If you're looking for distress in the Northeast, you'd be advised to think class B properties and suburban markets. That's one of the observations of Dennis Walsh, a Boston-based senior director at Tremont Realty Capital, when asked about where the opportunities lie in the region's inventory of distressed assets. And if you're planning to focus on a specific property sector, the greatest sources of opportunities in the Northeast are in the office, retail and hospitality sectors, says Yitzie Sommer, a Marcus & Millichap vice president who points out that, "the market for industrial and especially apartments has always been, and continues to be, very tight" in the region.

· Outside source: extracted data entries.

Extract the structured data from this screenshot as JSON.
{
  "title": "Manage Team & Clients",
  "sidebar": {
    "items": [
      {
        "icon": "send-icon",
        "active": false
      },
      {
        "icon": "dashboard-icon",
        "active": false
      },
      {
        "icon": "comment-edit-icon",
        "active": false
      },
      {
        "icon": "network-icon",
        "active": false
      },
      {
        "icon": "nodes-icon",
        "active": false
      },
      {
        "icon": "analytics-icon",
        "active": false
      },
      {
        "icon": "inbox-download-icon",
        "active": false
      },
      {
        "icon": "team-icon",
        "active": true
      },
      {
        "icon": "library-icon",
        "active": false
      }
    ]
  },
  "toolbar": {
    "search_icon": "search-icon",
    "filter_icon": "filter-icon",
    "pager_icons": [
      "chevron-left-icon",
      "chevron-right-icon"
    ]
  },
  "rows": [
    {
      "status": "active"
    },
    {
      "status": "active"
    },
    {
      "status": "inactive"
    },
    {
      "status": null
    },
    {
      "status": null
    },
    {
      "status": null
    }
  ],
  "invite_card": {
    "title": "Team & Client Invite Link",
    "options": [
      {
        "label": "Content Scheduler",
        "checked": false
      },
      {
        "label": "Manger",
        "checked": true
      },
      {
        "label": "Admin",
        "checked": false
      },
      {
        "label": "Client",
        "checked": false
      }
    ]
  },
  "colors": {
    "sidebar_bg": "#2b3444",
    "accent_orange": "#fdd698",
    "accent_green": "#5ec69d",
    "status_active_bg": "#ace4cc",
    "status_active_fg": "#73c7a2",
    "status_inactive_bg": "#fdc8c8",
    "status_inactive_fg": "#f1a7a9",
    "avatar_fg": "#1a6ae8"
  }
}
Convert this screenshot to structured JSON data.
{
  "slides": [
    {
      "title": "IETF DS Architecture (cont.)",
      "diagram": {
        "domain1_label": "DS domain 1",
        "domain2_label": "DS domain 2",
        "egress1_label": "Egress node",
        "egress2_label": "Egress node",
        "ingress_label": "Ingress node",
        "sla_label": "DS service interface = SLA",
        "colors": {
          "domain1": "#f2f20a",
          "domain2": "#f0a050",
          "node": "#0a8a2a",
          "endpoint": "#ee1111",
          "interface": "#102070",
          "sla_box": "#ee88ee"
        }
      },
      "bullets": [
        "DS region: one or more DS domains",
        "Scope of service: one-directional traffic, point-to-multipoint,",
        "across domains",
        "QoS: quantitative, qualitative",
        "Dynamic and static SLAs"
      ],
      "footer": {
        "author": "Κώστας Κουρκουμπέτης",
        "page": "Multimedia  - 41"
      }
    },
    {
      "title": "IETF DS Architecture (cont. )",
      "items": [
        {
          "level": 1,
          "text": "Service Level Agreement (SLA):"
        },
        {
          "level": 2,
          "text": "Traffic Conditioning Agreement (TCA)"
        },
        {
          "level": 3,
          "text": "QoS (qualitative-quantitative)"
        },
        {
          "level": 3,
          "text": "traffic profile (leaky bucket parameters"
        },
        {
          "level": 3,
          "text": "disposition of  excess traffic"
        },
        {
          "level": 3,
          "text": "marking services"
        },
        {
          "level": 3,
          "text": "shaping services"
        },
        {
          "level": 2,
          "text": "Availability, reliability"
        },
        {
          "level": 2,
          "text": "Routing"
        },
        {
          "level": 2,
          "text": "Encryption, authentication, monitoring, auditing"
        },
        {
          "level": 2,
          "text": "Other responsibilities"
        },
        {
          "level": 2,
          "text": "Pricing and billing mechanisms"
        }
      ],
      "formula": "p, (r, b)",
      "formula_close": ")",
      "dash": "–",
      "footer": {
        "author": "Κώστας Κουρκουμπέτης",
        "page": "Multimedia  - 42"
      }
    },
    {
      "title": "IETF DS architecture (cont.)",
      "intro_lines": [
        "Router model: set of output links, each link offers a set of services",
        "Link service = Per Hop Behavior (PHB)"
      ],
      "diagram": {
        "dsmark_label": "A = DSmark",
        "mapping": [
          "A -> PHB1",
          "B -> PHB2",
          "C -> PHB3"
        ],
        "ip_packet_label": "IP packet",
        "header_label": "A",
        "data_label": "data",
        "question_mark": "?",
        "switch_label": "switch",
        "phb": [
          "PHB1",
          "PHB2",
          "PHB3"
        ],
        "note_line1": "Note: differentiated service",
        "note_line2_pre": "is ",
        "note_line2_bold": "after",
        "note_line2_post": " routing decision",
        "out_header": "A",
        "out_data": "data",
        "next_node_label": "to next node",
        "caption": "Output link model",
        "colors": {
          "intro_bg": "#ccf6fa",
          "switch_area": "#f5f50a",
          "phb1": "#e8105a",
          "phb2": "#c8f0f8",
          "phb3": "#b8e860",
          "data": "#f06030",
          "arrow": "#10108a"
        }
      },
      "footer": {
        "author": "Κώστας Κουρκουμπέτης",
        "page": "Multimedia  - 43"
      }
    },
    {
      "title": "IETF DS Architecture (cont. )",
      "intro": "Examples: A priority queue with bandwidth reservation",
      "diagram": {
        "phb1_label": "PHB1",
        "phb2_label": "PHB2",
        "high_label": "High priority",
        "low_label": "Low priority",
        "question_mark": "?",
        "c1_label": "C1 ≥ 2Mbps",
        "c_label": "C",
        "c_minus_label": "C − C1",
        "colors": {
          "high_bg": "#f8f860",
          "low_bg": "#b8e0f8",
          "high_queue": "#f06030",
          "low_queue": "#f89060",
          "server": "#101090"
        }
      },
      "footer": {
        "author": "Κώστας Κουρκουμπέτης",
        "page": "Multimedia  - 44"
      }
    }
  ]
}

Sommer also echoes Walsh's observation about suburban markets, saying "Suburban areas outside of Boston and in Long Island have been the source of good opportunities for investors."

Walsh explains that lenders and owners of top-tier properties in central business districts simply aren't going to offer discounts, even if a property is under some distress, because the gateway cities in the region "are such prime markets for so many investors." Those in control of the top-quality properties, he points out, "assume that the asset will be worth something at some point, if not now," because places like Boston; New York City; and Washington, DC are so popular with investors both in the United States and abroad. "There is an expectation that properties will always be worth something to someone in the gateway cities because they are not secondary or tertiary markets, and they are high on the list for investors who take a longer-term view of things," Walsh explains.

The inventory of distressed assets in the Northeast totals $26.2 billion, according to the latest figures from New York City-based Real Capital Analytics, which notes in its August report that the distress picture in the Northeast and the rest of the US "has fundamentally changed." Lenders now are more aggressively moving to liquidate or resolve troubled assets, RCA explains, and inflows of new distress have declined since the onset of the financial crisis, dropping to their lowest level--$12.7 billion in the latest quarter after three straight quarters that topped $18 billion.